Apvrille claims to have been able to manipulate data – such as tweaking the number of steps the tracker had logged. She was also able to use the fitness tracker to deliver code to the computers the tracker connected (synced) to. As she noted (via The Register) at the Hacktivity 2015 conference, an attacker can exploit this vulnerability for injecting malware.
The report further reveals that an attacker can infect a Fitbit device by just being within its 15-feet locus, typical Bluetooth range. Once in, a cascade of attacks can be set in just 10 seconds. The company was informed about some of these vulnerabilities in March, but it seems it hasn’t patched the flaws yet.
The only silver lining in the report is that no exploit that aims to target the vulnerability has been reported as of yet, which suggests that your Fitbit model is likely safe for now. The takeaway from the report is that Internet of Things devices can often offer sub-par security sophistication, as evident from the recent breaches, and it’s an area that the concerned companies should be working on.

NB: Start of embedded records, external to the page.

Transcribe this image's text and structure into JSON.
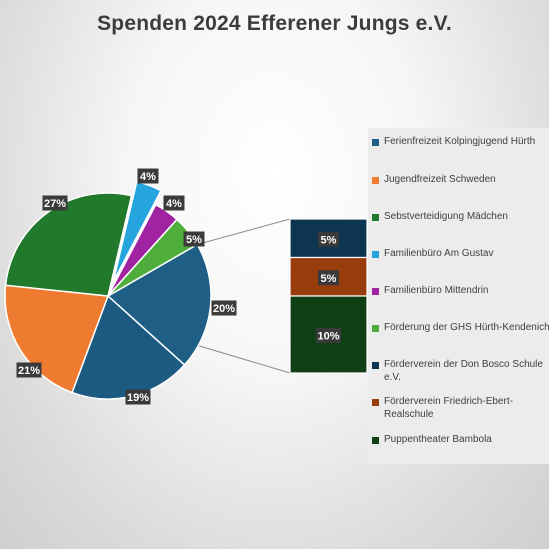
{
  "chart_data": {
    "type": "pie",
    "title": "Spenden 2024 Efferener Jungs e.V.",
    "subtype": "pie-of-pie",
    "slices": [
      {
        "name": "Ferienfreizeit Kolpingjugend Hürth",
        "value": 20,
        "label": "20%",
        "color": "#1f5f86",
        "group": "main"
      },
      {
        "name": "Jugendfreizeit Schweden",
        "value": 19,
        "label": "19%",
        "color": "#1d5a82",
        "group": "main"
      },
      {
        "name": "",
        "value": 21,
        "label": "21%",
        "color": "#ee7b30",
        "group": "main"
      },
      {
        "name": "Sebstverteidigung Mädchen",
        "value": 27,
        "label": "27%",
        "color": "#217a2c",
        "group": "main"
      },
      {
        "name": "Familienbüro Am Gustav",
        "value": 4,
        "label": "4%",
        "color": "#26a4dd",
        "group": "main",
        "exploded": true
      },
      {
        "name": "Familienbüro Mittendrin",
        "value": 4,
        "label": "4%",
        "color": "#a023a2",
        "group": "main"
      },
      {
        "name": "Förderung der GHS Hürth-Kendenich",
        "value": 5,
        "label": "5%",
        "color": "#4fad3c",
        "group": "main"
      }
    ],
    "secondary": [
      {
        "name": "Förderverein der Don Bosco Schule e.V.",
        "value": 5,
        "label": "5%",
        "color": "#0d3451"
      },
      {
        "name": "Förderverein Friedrich-Ebert-Realschule",
        "value": 5,
        "label": "5%",
        "color": "#993d0c"
      },
      {
        "name": "Puppentheater Bambola",
        "value": 10,
        "label": "10%",
        "color": "#0f3f14"
      }
    ],
    "legend": {
      "placement": "right",
      "items": [
        {
          "label": "Ferienfreizeit Kolpingjugend Hürth",
          "color": "#1f5f86"
        },
        {
          "label": "Jugendfreizeit Schweden",
          "color": "#ee7b30"
        },
        {
          "label": "Sebstverteidigung Mädchen",
          "color": "#217a2c"
        },
        {
          "label": "Familienbüro Am Gustav",
          "color": "#26a4dd"
        },
        {
          "label": "Familienbüro Mittendrin",
          "color": "#a023a2"
        },
        {
          "label": "Förderung der GHS Hürth-Kendenich",
          "color": "#4fad3c"
        },
        {
          "label": "Förderverein der Don Bosco Schule e.V.",
          "color": "#0d3451"
        },
        {
          "label": "Förderverein Friedrich-Ebert-Realschule",
          "color": "#993d0c"
        },
        {
          "label": "Puppentheater Bambola",
          "color": "#0f3f14"
        }
      ]
    }
  }
}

Speaking to Forbes, a Fitbit spokesperson said that the company believes the security vulnerabilities pointed out by Apvrille are false. “As the market leader in connected health and fitness, Fitbit is focused on protecting consumer privacy and keeping data safe. We believe that security issues reported today are false, and that Fitbit devices can’t be used to infect users with malware. We will continue to monitor this issue,” the company said.
“Fortinet first contacted us in March to report a low-severity issue unrelated to malicious software. Since that time we’ve maintained an open channel of communication with Fortinet. We have not seen any data to indicate that it is currently possible to use a tracker to distribute malware.”